Virtual tape library specialist Sepaton opened a UK sales office last month. In an exclusive interview with IT Week, Christo Conidaris, Sepaton sales director for Europe, Middle East and Africa, said the firm will later this year release a data de-duplication add-on that will prevent its system from storing more than one copy of any file. Where there are only small differences between two files, the system will store the original file and only the differences needed to recreate the second version, he added.
This type of feature is popular because it reduces the amount of storage needed, and is common in many backup products. However, Sepaton uses a unique approach of comparing files on a byte by byte basis to see if they are the same. Other systems use hashing algorithms to decide whether two files are identical. But Conidaris said the use of hash-based systems might be unacceptable to some customers. This is because researchers last year discovered fundamental flaws in some hashing algorithms, raising doubts about whether hashing is sufficiently reliable.

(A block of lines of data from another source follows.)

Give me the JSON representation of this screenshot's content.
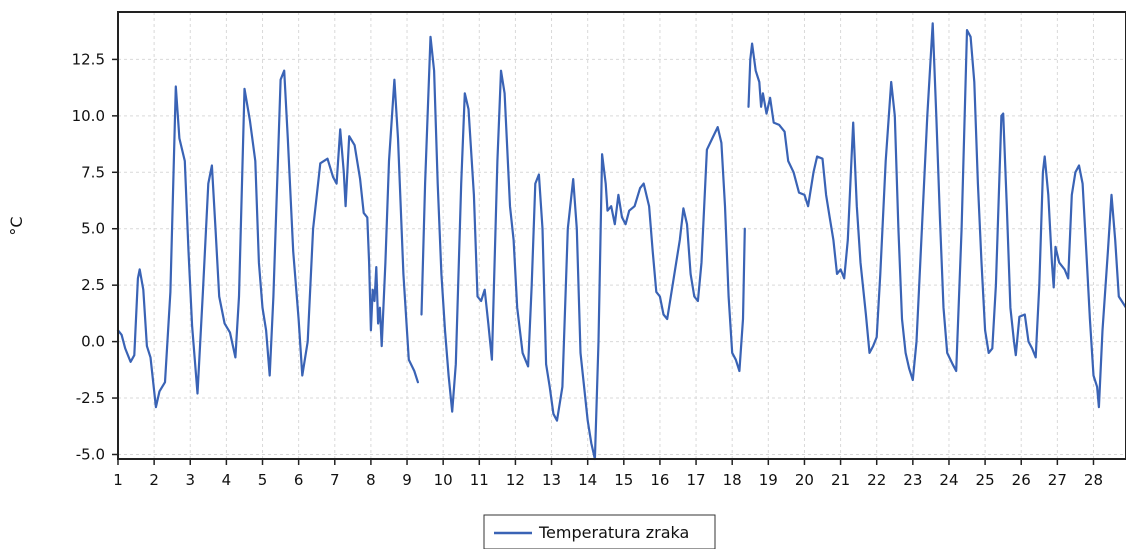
{
  "chart_data": {
    "type": "line",
    "title": "",
    "xlabel": "",
    "ylabel": "°C",
    "xlim": [
      1,
      28.9
    ],
    "ylim": [
      -5.2,
      14.6
    ],
    "x_ticks": [
      1,
      2,
      3,
      4,
      5,
      6,
      7,
      8,
      9,
      10,
      11,
      12,
      13,
      14,
      15,
      16,
      17,
      18,
      19,
      20,
      21,
      22,
      23,
      24,
      25,
      26,
      27,
      28
    ],
    "x_tick_labels": [
      "1",
      "2",
      "3",
      "4",
      "5",
      "6",
      "7",
      "8",
      "9",
      "10",
      "11",
      "12",
      "13",
      "14",
      "15",
      "16",
      "17",
      "18",
      "19",
      "20",
      "21",
      "22",
      "23",
      "24",
      "25",
      "26",
      "27",
      "28"
    ],
    "y_ticks": [
      -5.0,
      -2.5,
      0.0,
      2.5,
      5.0,
      7.5,
      10.0,
      12.5
    ],
    "y_tick_labels": [
      "-5.0",
      "-2.5",
      "0.0",
      "2.5",
      "5.0",
      "7.5",
      "10.0",
      "12.5"
    ],
    "grid": true,
    "legend_position": "bottom-center",
    "colors": {
      "series": "#3a63b5",
      "grid": "#d9d9d9",
      "axis": "#222222"
    },
    "series": [
      {
        "name": "Temperatura zraka",
        "segments": [
          [
            [
              1.0,
              0.5
            ],
            [
              1.1,
              0.3
            ],
            [
              1.2,
              -0.3
            ],
            [
              1.35,
              -0.9
            ],
            [
              1.45,
              -0.6
            ],
            [
              1.55,
              2.8
            ],
            [
              1.6,
              3.2
            ],
            [
              1.7,
              2.3
            ],
            [
              1.8,
              -0.2
            ],
            [
              1.9,
              -0.7
            ],
            [
              2.05,
              -2.9
            ],
            [
              2.15,
              -2.2
            ],
            [
              2.3,
              -1.8
            ],
            [
              2.45,
              2.2
            ],
            [
              2.6,
              11.3
            ],
            [
              2.7,
              9.0
            ],
            [
              2.85,
              8.0
            ],
            [
              2.95,
              4.0
            ],
            [
              3.05,
              0.7
            ],
            [
              3.2,
              -2.3
            ],
            [
              3.35,
              2.2
            ],
            [
              3.5,
              7.0
            ],
            [
              3.6,
              7.8
            ],
            [
              3.7,
              5.0
            ],
            [
              3.8,
              2.0
            ],
            [
              3.95,
              0.8
            ],
            [
              4.1,
              0.4
            ],
            [
              4.25,
              -0.7
            ],
            [
              4.35,
              2.0
            ],
            [
              4.5,
              11.2
            ],
            [
              4.65,
              9.8
            ],
            [
              4.8,
              8.0
            ],
            [
              4.9,
              3.5
            ],
            [
              5.0,
              1.5
            ],
            [
              5.1,
              0.5
            ],
            [
              5.2,
              -1.5
            ],
            [
              5.3,
              2.0
            ],
            [
              5.5,
              11.6
            ],
            [
              5.6,
              12.0
            ],
            [
              5.7,
              9.0
            ],
            [
              5.85,
              4.0
            ],
            [
              6.0,
              1.0
            ],
            [
              6.1,
              -1.5
            ],
            [
              6.25,
              0.0
            ],
            [
              6.4,
              5.0
            ],
            [
              6.6,
              7.9
            ],
            [
              6.8,
              8.1
            ],
            [
              6.95,
              7.3
            ],
            [
              7.05,
              7.0
            ],
            [
              7.15,
              9.4
            ],
            [
              7.25,
              7.5
            ],
            [
              7.3,
              6.0
            ],
            [
              7.4,
              9.1
            ],
            [
              7.55,
              8.7
            ],
            [
              7.7,
              7.2
            ],
            [
              7.8,
              5.7
            ],
            [
              7.9,
              5.5
            ],
            [
              7.95,
              3.5
            ],
            [
              8.0,
              0.5
            ],
            [
              8.05,
              2.3
            ],
            [
              8.1,
              1.8
            ],
            [
              8.15,
              3.3
            ],
            [
              8.2,
              0.8
            ],
            [
              8.25,
              1.5
            ],
            [
              8.3,
              -0.2
            ],
            [
              8.4,
              3.5
            ],
            [
              8.5,
              8.0
            ],
            [
              8.65,
              11.6
            ],
            [
              8.75,
              9.0
            ],
            [
              8.9,
              3.0
            ],
            [
              9.05,
              -0.8
            ],
            [
              9.2,
              -1.3
            ],
            [
              9.3,
              -1.8
            ]
          ],
          [
            [
              9.4,
              1.2
            ],
            [
              9.5,
              7.0
            ],
            [
              9.65,
              13.5
            ],
            [
              9.75,
              12.0
            ],
            [
              9.85,
              7.0
            ],
            [
              9.95,
              3.0
            ],
            [
              10.05,
              0.5
            ],
            [
              10.15,
              -1.5
            ],
            [
              10.25,
              -3.1
            ],
            [
              10.35,
              -1.0
            ],
            [
              10.5,
              7.0
            ],
            [
              10.6,
              11.0
            ],
            [
              10.7,
              10.3
            ],
            [
              10.85,
              6.5
            ],
            [
              10.95,
              2.0
            ],
            [
              11.05,
              1.8
            ],
            [
              11.15,
              2.3
            ],
            [
              11.25,
              0.8
            ],
            [
              11.35,
              -0.8
            ],
            [
              11.5,
              8.0
            ],
            [
              11.6,
              12.0
            ],
            [
              11.7,
              11.0
            ],
            [
              11.85,
              6.0
            ],
            [
              11.95,
              4.5
            ],
            [
              12.05,
              1.5
            ],
            [
              12.2,
              -0.5
            ],
            [
              12.35,
              -1.1
            ],
            [
              12.45,
              2.5
            ],
            [
              12.55,
              7.0
            ],
            [
              12.65,
              7.4
            ],
            [
              12.75,
              5.0
            ],
            [
              12.85,
              -1.0
            ],
            [
              12.95,
              -2.0
            ],
            [
              13.05,
              -3.2
            ],
            [
              13.15,
              -3.5
            ],
            [
              13.3,
              -2.0
            ],
            [
              13.45,
              5.0
            ],
            [
              13.6,
              7.2
            ],
            [
              13.7,
              5.0
            ],
            [
              13.8,
              -0.5
            ],
            [
              13.9,
              -2.0
            ],
            [
              14.0,
              -3.5
            ],
            [
              14.1,
              -4.5
            ],
            [
              14.2,
              -5.2
            ],
            [
              14.3,
              0.0
            ],
            [
              14.4,
              8.3
            ],
            [
              14.5,
              7.0
            ],
            [
              14.55,
              5.8
            ],
            [
              14.65,
              6.0
            ],
            [
              14.75,
              5.2
            ],
            [
              14.85,
              6.5
            ],
            [
              14.95,
              5.5
            ],
            [
              15.05,
              5.2
            ],
            [
              15.15,
              5.8
            ],
            [
              15.3,
              6.0
            ],
            [
              15.45,
              6.8
            ],
            [
              15.55,
              7.0
            ],
            [
              15.7,
              6.0
            ],
            [
              15.8,
              4.0
            ],
            [
              15.9,
              2.2
            ],
            [
              16.0,
              2.0
            ],
            [
              16.1,
              1.2
            ],
            [
              16.2,
              1.0
            ],
            [
              16.3,
              2.0
            ],
            [
              16.45,
              3.5
            ],
            [
              16.55,
              4.5
            ],
            [
              16.65,
              5.9
            ],
            [
              16.75,
              5.2
            ],
            [
              16.85,
              3.0
            ],
            [
              16.95,
              2.0
            ],
            [
              17.05,
              1.8
            ],
            [
              17.15,
              3.5
            ],
            [
              17.3,
              8.5
            ],
            [
              17.45,
              9.0
            ],
            [
              17.6,
              9.5
            ],
            [
              17.7,
              8.8
            ],
            [
              17.8,
              6.0
            ],
            [
              17.9,
              2.0
            ],
            [
              18.0,
              -0.5
            ],
            [
              18.1,
              -0.8
            ],
            [
              18.2,
              -1.3
            ],
            [
              18.3,
              1.0
            ],
            [
              18.35,
              5.0
            ]
          ],
          [
            [
              18.45,
              10.4
            ],
            [
              18.5,
              12.5
            ],
            [
              18.55,
              13.2
            ],
            [
              18.65,
              12.0
            ],
            [
              18.75,
              11.5
            ],
            [
              18.8,
              10.4
            ],
            [
              18.85,
              11.0
            ],
            [
              18.95,
              10.1
            ],
            [
              19.05,
              10.8
            ],
            [
              19.15,
              9.7
            ],
            [
              19.3,
              9.6
            ],
            [
              19.45,
              9.3
            ],
            [
              19.55,
              8.0
            ],
            [
              19.7,
              7.5
            ],
            [
              19.85,
              6.6
            ],
            [
              20.0,
              6.5
            ],
            [
              20.1,
              6.0
            ],
            [
              20.25,
              7.5
            ],
            [
              20.35,
              8.2
            ],
            [
              20.5,
              8.1
            ],
            [
              20.6,
              6.5
            ],
            [
              20.7,
              5.5
            ],
            [
              20.8,
              4.5
            ],
            [
              20.9,
              3.0
            ],
            [
              21.0,
              3.2
            ],
            [
              21.1,
              2.8
            ],
            [
              21.2,
              4.5
            ],
            [
              21.3,
              8.0
            ],
            [
              21.35,
              9.7
            ],
            [
              21.45,
              6.0
            ],
            [
              21.55,
              3.5
            ],
            [
              21.7,
              1.2
            ],
            [
              21.8,
              -0.5
            ],
            [
              21.9,
              -0.2
            ],
            [
              22.0,
              0.2
            ],
            [
              22.1,
              3.0
            ],
            [
              22.25,
              8.0
            ],
            [
              22.4,
              11.5
            ],
            [
              22.5,
              10.0
            ],
            [
              22.6,
              5.0
            ],
            [
              22.7,
              1.0
            ],
            [
              22.8,
              -0.5
            ],
            [
              22.9,
              -1.2
            ],
            [
              23.0,
              -1.7
            ],
            [
              23.1,
              0.0
            ],
            [
              23.25,
              5.0
            ],
            [
              23.4,
              10.0
            ],
            [
              23.55,
              14.1
            ],
            [
              23.65,
              10.0
            ],
            [
              23.75,
              5.5
            ],
            [
              23.85,
              1.5
            ],
            [
              23.95,
              -0.5
            ],
            [
              24.1,
              -1.0
            ],
            [
              24.2,
              -1.3
            ],
            [
              24.35,
              5.0
            ],
            [
              24.5,
              13.8
            ],
            [
              24.6,
              13.5
            ],
            [
              24.7,
              11.5
            ],
            [
              24.8,
              7.0
            ],
            [
              24.9,
              3.5
            ],
            [
              25.0,
              0.5
            ],
            [
              25.1,
              -0.5
            ],
            [
              25.2,
              -0.3
            ],
            [
              25.3,
              2.5
            ],
            [
              25.45,
              10.0
            ],
            [
              25.5,
              10.1
            ],
            [
              25.6,
              6.0
            ],
            [
              25.7,
              1.5
            ],
            [
              25.8,
              0.0
            ],
            [
              25.85,
              -0.6
            ],
            [
              25.95,
              1.1
            ],
            [
              26.1,
              1.2
            ],
            [
              26.2,
              0.0
            ],
            [
              26.3,
              -0.3
            ],
            [
              26.4,
              -0.7
            ],
            [
              26.5,
              2.5
            ],
            [
              26.6,
              7.5
            ],
            [
              26.65,
              8.2
            ],
            [
              26.75,
              6.5
            ],
            [
              26.85,
              3.5
            ],
            [
              26.9,
              2.4
            ],
            [
              26.95,
              4.2
            ],
            [
              27.05,
              3.5
            ],
            [
              27.2,
              3.2
            ],
            [
              27.3,
              2.8
            ],
            [
              27.4,
              6.5
            ],
            [
              27.5,
              7.5
            ],
            [
              27.6,
              7.8
            ],
            [
              27.7,
              7.0
            ],
            [
              27.8,
              4.0
            ],
            [
              27.9,
              1.0
            ],
            [
              28.0,
              -1.5
            ],
            [
              28.1,
              -2.0
            ],
            [
              28.15,
              -2.9
            ],
            [
              28.25,
              0.5
            ],
            [
              28.4,
              4.0
            ],
            [
              28.5,
              6.5
            ],
            [
              28.6,
              4.5
            ],
            [
              28.7,
              2.0
            ],
            [
              28.9,
              1.5
            ]
          ]
        ]
      }
    ]
  },
  "legend": {
    "label": "Temperatura zraka"
  }
}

Researchers showed that a simple document stored in Adobe’s PDF format could be modified by a hacker so that a hash algorithm would be unable to distinguish it from another specific document. Although the chances of such a situation happening by accident are calculated to be extremely small, a hacker could easily send such a pair of documents into a company’s repository, for example, if a firm’s IT policy mandates that all incoming email is stored for several years. Therefore, firms operating in heavily regulated industries might feel that relying on hashing algorithms for data backup applications is not best practice.
Sepaton’s product is also interesting because its grid-based architecture enables performance to be scaled up from the entry level of 300MB/s to 9.6GB/s using a grid of 32 controllers. Prices start at about £25,000 for a 4.8TB capacity system, which is expandable to a maximum 5PB capacity with a range of throughput options.